Mark Rathel is a professor of theology at The Baptist College of Florida in Graceville.
I teach a class called Christian worldview. During the class, I teach a brief section titled, “You might be a slacker if. ...” The slacker or sluggard is an important character within the book of Proverbs. The Hebrew term translated “slacker” or “sluggard occurs 14 times. Proverbs sets forth contrasting types of people. For example, throughout the book Solomon contrasted the wise and the fool. Proverbs contrasted the lazy slacker with the diligent and the righteous. In God’s book of Wisdom, laziness is both a character flaw and a moral issue.

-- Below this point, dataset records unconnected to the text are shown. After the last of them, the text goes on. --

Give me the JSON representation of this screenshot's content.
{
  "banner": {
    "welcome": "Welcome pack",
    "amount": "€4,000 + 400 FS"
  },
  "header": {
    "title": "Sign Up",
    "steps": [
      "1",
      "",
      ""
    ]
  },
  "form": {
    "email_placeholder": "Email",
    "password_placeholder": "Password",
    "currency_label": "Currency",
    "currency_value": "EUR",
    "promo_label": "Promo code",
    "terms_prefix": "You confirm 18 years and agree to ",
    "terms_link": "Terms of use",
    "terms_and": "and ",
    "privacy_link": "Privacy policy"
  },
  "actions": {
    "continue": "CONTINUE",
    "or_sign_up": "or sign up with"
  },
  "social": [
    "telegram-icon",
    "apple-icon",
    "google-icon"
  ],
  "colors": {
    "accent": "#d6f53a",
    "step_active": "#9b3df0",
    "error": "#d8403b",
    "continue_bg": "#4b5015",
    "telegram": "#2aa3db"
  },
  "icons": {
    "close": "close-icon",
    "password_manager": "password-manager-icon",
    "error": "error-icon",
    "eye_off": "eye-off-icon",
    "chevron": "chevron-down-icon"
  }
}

The consequences of laziness are devastating. 

What lessons does Proverbs teach about the negative lazy slacker?

First, Proverbs warns against laziness (Prov. 13:4; 14:23; 20:4; 24:30-34; 26:13-14; 28:19). Proverbs sets forth the following characteristics of a slacker in terms of work. A slacker has a strong appetite for physical things yet dreams and never expends the energy to fulfill the appetites (13:4). A slacker does not plant during the inconvenient, uncomfortable, wet rainy season of a Palestinian winter and does not reap a harvest (20:4). Laziness, then, results in nothing to eat in the present and no seed for next year’s crop. The slacker’s prefers slumber and sleep resulting in an overgrown vineyard. Poverty surprises the slacker like a bandit (24:30-34). The slacker possesses a “gift” for excuses for not working. The slacker cannot go outside of the house to enter the workforce in case a lion is outside. Rather than exiting the door for work, the slacker’s bed becomes the doorframe upon which the slacker turns in sleep (24:13-14). A slacker experiences self-deceptive pride by viewing himself or herself as wiser than a perfect number of seven wise counselors (Prov. 26:16).

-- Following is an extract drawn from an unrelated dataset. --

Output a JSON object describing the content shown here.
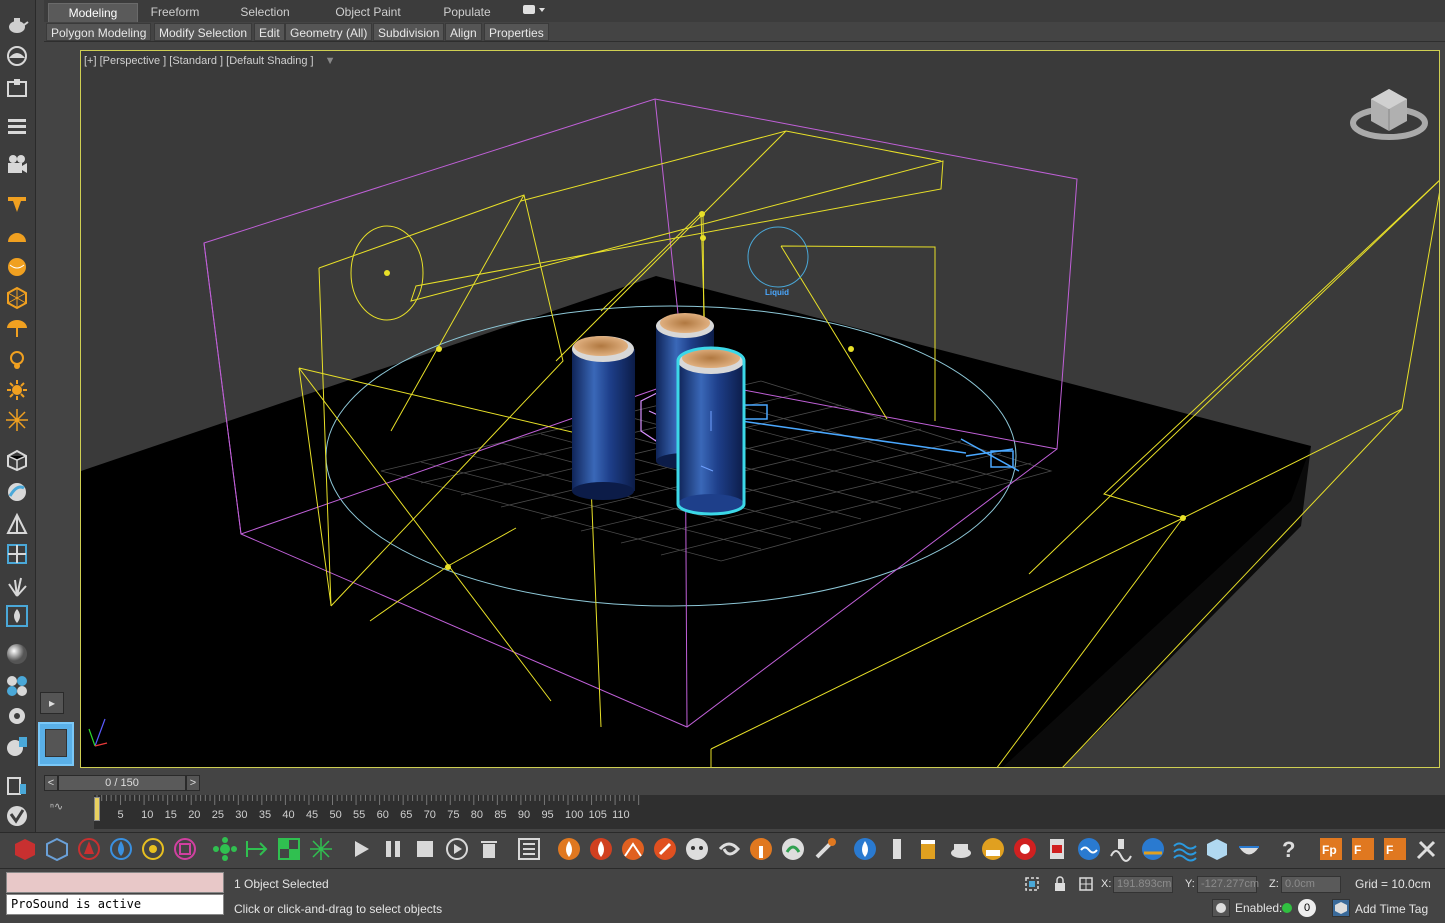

Second, Proverbs encourages diligence in work (Prov. 6:6-8; 10:5; 14:4; 21:20; 24:27). To awaken the slacker from the deception of self, Solomon directs the slacker to open his or her eyes. The wise carefully observe and learn from patterns in nature. Solomon frequently used observation of God-given processes in nature to teach wisdom (1 Kings 4:33). Solomon frequently used God-designed processes: Solomon commanded slackers to observe and learn from the Palestinian harvest ant for lessons in self-discipline, foresight, and work. The ant works in an organized community despite the absence of a leader. 

Future food needs motivate the ant to prepare. Hope exists even for a slacker, if such a person would observe the lowly ant.

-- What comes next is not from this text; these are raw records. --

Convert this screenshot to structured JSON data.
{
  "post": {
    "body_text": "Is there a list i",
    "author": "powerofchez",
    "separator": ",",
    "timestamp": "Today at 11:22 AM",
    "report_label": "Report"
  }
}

Third, Proverbs challenges people to not be slackers by giving generously (Prov. 11:24-25; 19:17; 22:9; 28:27). Proverbs contains paradoxical teaching. From a human perspective, ruthlessness and hoarding are the pathway to prosperity. 

According to Proverbs, giving is one aspect of a prosperous life. A literal translation of the phrase “one who gives freely” in Proverbs 11:24 is “the soul of blessing”—an open-hearted attitude. “Gives freely” describes the act of “widely, loosely, and “freely” distributing God’s blessings. Proverbs describes the opposite attitude as withholding blessings from others. By implication, if Proverbs describes the generous person as “a soul of blessing,” then the heart of a hoarder describes a “soul needing blessing.” Generous people “lend to the Lord” in the sense that God will repay kindness. God’s payment may not be “payment in kind”—God blessing a believer with material blessings for sharing material possessions. A generous person, though, can trust God to meet needs. God’s payment of the loan may be a blessed life (22:9). An individual with a generous heart does not miss what he or she gives away. Indifference—turning the eyes away from the need—receives curses, probably from the poor. 

The last point affected my life. Do I have a “soul of blessing?” Or, do I have a “soul needing blessing” because I do not share.